Sbgnew Sikora nasceu em 5 de outubro de 1937, na cidade de Wyrzyak, Polônia, filho de Josef Sikora e Marta Sikora. Seu pai, um renomado engenheiro especializado em estruturas de ferro e aço, viu sua carreira sofrer uma reviravolta com o avanço nazista. A cidade natal de Sikora, Wyrzyak, viveu um período de paz até 1933. Com a ascensão do nazismo, iniciou-se uma onda de sentimento antipolonês e a perseguição de ativistas locais. Durante o início da Segunda Guerra Mundial, Wyrzyak foi um forte centro de resistência contra os nazistas, mas essa resistência não durou muito. Em 1945, a cidade foi capturada e destruída em 90%, com quase nada restando, inclusive do centro histórico. Durante a invasão, Josef Sikora foi capturado e recrutado à força pelas tropas de Hitler para trabalhar na Alemanha, devido à sua reputação como engenheiro de excelência. Tudo indica que Josef e outros engenheiros recrutados foram submetidos a condições de trabalho forçado e, possivelmente, escravidão. A resistência silenciosa desses engenheiros levou a uma situação perigosa, que mudou para sempre a vida de Josef e de sua família. Em certa ocasião, um retrato de Hitler foi entregue ao grupo, e, em tom crítico e velado, alguém perguntou se a imagem deveria ser colocada no paredão (alusão a fuzilamento/enforcamento) ou simplesmente pendurada. Essa provocação chegou aos ouvidos de Hitler, e os envolvidos foram convocados, o que prenunciava consequências fatais. Josef, ciente de seu provável destino, conseguiu fugir com a roupa do corpo para a Finlândia. Sobre o paradeiro dos outros engenheiros, nunca mais se soube. Josef deixou sua família sem avisar para onde ia, reaparecendo seis meses depois. Em uma operação clandestina e extremamente arriscada, ele retornou para resgatar a família. Ao refletir sobre esse episódio, não consigo deixar de imaginar, com os olhos embargados e o coração apertado: como foi esse resgate? Qual foi a extensão do perigo enfrentado por Josef em sua luta para salvar aqueles que amava?

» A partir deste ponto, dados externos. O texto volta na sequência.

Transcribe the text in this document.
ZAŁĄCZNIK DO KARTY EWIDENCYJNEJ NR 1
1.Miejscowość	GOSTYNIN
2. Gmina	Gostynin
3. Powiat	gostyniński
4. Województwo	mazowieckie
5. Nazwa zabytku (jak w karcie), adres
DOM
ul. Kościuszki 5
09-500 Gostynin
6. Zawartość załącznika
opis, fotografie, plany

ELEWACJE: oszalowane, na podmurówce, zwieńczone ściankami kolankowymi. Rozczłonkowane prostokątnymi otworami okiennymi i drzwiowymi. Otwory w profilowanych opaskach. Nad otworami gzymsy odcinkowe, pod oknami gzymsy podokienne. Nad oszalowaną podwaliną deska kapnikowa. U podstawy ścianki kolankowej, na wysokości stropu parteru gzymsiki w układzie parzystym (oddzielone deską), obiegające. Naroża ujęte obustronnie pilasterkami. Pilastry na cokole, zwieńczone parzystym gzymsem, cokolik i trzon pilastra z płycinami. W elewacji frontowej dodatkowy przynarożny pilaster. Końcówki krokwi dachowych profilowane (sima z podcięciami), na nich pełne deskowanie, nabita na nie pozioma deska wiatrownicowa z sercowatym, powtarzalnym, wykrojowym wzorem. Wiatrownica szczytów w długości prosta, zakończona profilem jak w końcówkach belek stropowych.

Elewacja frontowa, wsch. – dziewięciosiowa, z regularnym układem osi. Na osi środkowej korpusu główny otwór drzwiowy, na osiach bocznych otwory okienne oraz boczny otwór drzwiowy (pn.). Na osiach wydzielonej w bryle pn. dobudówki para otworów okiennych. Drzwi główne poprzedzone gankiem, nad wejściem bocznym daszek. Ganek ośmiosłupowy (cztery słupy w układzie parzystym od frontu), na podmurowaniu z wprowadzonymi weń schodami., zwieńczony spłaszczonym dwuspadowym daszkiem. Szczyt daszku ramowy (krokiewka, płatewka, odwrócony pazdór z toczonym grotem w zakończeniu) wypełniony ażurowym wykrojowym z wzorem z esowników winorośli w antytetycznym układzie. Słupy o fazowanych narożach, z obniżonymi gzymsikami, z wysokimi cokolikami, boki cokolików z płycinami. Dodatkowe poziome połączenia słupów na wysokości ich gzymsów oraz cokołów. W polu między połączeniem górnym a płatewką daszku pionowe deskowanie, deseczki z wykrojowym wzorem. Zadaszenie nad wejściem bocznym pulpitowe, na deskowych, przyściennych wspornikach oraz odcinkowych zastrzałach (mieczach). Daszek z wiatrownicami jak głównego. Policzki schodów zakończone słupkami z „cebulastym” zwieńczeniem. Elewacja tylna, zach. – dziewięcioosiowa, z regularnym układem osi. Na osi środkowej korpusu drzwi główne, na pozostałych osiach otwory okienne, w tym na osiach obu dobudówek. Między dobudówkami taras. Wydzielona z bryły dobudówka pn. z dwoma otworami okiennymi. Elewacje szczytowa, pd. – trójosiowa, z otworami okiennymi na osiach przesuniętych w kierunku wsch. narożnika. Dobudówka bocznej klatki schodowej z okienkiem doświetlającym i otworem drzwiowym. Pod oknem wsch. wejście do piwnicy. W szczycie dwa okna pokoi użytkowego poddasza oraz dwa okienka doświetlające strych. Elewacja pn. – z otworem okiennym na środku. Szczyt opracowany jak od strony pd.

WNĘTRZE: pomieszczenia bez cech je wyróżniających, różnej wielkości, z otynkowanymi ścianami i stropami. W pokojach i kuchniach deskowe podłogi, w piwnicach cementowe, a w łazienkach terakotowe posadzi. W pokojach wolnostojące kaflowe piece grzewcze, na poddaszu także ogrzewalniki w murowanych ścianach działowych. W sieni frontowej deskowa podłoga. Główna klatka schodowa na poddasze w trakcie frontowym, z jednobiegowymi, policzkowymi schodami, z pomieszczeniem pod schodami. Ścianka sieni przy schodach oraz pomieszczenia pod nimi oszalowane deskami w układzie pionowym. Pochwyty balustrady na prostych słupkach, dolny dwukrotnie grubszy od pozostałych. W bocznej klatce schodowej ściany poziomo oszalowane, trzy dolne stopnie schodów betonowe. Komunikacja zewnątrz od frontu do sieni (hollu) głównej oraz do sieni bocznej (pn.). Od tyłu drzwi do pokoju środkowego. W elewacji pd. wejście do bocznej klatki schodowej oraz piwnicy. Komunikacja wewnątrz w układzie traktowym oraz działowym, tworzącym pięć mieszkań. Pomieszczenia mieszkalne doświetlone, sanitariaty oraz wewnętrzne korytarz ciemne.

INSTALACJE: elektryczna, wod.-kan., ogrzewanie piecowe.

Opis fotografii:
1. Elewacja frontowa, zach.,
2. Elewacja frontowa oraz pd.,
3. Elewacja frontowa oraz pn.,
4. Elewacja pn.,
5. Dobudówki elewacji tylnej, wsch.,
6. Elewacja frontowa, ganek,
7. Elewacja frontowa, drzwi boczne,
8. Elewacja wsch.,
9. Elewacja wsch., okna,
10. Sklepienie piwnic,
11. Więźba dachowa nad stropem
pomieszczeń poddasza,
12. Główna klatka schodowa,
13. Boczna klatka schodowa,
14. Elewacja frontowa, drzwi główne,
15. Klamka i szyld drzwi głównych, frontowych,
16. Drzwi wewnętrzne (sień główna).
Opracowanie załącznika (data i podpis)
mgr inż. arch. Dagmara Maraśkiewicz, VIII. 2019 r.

Durante a fuga, a tragédia deixou marcas indeléveis. Um dos filhos do casal adoeceu e faleceu, sendo enterrado às pressas à beira de uma estrada. O casal tinha dois filhos homens e uma filha. Sikora presenciou o “velório” improvisado do irmão e o sofrimento de seus pais, ao mesmo tempo que precisavam agir com pressa para evitar serem capturados. Da Finlândia, a família seguiu para a Itália, depois para Nova York e, por fim, chegou ao Brasil. Este, no entanto, não era o destino originalmente planejado. A intenção inicial era ir para à Argentina, mas um incidente inesperado mudou os planos: aos 8 anos de idade, Sibgnew Sikora desapareceu com alguns coleguinhas na floresta amazônica por três longos dias. Esse episódio fez com que seus pais perdessem o navio que os levaria à Argentina. Estabelecida no Brasil, a família Sikora recebeu um convite do empresário Francisco Matarazzo para se mudar para São Paulo. Josef retomou sua carreira de engenheiro, contribuindo para importantes projetos, incluindo a projeção da Via Anhanguera. Sbgnew cresceu na cidade de Araras, onde conheceu Therezinha Assumpção, que mais tarde se tornaria sua esposa. Aos 16 anos, Sikora naturalizou-se brasileiro, com sua documentação assinada pelo então presidente Juscelino Kubitschek. Formado em Engenharia, seguindo os passos do pai, ele foi contratado pelas Nações Unidas, onde participou da demarcação da fronteira entre o Brasil, a Venezuela e as Guianas. Em 1970, retornou a Mogi Mirim a convite do prefeito Adib Chaib para assumir a presidência do SAAE (Serviço Autônomo de Água e Esgoto). Em 1973, casou-se com Therezinha e estabeleceu residência na cidade. Sbgnew dominava fluentemente sete idiomas: polonês, alemão, finlandês, italiano, inglês, português e esperanto, além de vários dialetos.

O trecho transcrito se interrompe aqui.